The Headscarf and the Immanent Frame
It is also true — and this you can see in TMF too — that the advance of technology and the growth of markets was bound to upset the settled medieval consensus. This is what I mean by consequences having ideas: that ideas are seeds that only grow in fertile ground. Political and economic transformations underway in late medieval Europe moved the people’s imaginary, making the ideas of the Reformers more plausible than they would have been otherwise. It doesn’t make the Reformers right (nor does it make them wrong!), but it does explain why things worked out the way they did. What’s more, according to Gregory, the constant warring between Protestants and Catholics in the wake of the Reformation, and the impossibility of resolving theological disputes in the absence of common authority, exhausted Europeans, who began searching for a way to live that bracketed off religion from “real life” for the sake of peace. In other words, Christians brought a lot of this onto themselves by their bloody feuding.

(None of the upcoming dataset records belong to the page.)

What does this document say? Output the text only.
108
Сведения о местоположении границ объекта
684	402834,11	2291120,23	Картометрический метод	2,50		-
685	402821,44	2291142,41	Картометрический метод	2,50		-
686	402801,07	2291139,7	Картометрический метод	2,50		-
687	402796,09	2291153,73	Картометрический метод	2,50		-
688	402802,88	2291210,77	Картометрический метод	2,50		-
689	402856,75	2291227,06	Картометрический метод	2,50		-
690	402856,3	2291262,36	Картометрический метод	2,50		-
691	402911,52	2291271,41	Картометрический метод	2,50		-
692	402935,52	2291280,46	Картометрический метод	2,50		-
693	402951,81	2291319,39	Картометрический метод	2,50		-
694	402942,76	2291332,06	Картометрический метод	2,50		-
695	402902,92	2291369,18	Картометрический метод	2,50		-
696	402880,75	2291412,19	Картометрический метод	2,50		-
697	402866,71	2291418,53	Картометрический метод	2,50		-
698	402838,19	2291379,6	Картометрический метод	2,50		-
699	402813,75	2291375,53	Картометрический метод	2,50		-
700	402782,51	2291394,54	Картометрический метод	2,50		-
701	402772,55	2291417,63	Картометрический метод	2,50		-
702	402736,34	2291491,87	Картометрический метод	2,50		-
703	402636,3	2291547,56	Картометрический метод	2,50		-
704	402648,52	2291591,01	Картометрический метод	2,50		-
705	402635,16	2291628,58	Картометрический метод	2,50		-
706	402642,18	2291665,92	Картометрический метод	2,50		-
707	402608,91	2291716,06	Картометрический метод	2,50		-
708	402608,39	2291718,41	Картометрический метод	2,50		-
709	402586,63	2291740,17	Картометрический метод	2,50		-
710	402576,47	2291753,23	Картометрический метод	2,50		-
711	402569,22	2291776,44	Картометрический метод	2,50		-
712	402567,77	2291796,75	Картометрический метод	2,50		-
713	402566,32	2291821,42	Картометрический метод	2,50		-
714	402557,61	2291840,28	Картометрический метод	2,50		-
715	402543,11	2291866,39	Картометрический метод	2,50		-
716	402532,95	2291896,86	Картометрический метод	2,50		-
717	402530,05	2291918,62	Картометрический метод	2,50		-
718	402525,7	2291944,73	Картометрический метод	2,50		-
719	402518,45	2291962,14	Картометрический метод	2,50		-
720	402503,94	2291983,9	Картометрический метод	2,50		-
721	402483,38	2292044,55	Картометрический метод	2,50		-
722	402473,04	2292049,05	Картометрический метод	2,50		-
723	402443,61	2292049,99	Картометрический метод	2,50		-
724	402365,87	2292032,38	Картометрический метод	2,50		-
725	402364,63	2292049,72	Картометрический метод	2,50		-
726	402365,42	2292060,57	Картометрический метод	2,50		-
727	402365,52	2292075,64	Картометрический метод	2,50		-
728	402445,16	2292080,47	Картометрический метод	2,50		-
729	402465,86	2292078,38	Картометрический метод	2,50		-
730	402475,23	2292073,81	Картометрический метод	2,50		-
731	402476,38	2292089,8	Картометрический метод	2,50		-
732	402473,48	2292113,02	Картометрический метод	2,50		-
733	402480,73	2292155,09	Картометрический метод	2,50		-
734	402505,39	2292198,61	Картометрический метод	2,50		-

There is no clearly demonstrable reason why the medievals were wrong to sacralize time, or to believe that they lived in an enchanted world. The key thing to take from this, though, is that we moderns live in a different plausibility structure than they did. This means that efforts to re-inhabit the medieval worldview cannot succeed, because we can’t un-learn from our experience. For Taylor, “a secular age” means not strictly an age in which religion has been walled off from the common experience. It means primarily an age in which we all know that belief in God, or unbelief in God, is a choice. The fact that belief in God is not taken for granted is what makes this a secular age. Even communities that fervently believe in God live in a secular age, because they are surrounded with evidence, as the medievals were not, that it is possible to live without strong belief, or to live with believing in God in a different way … or not at all.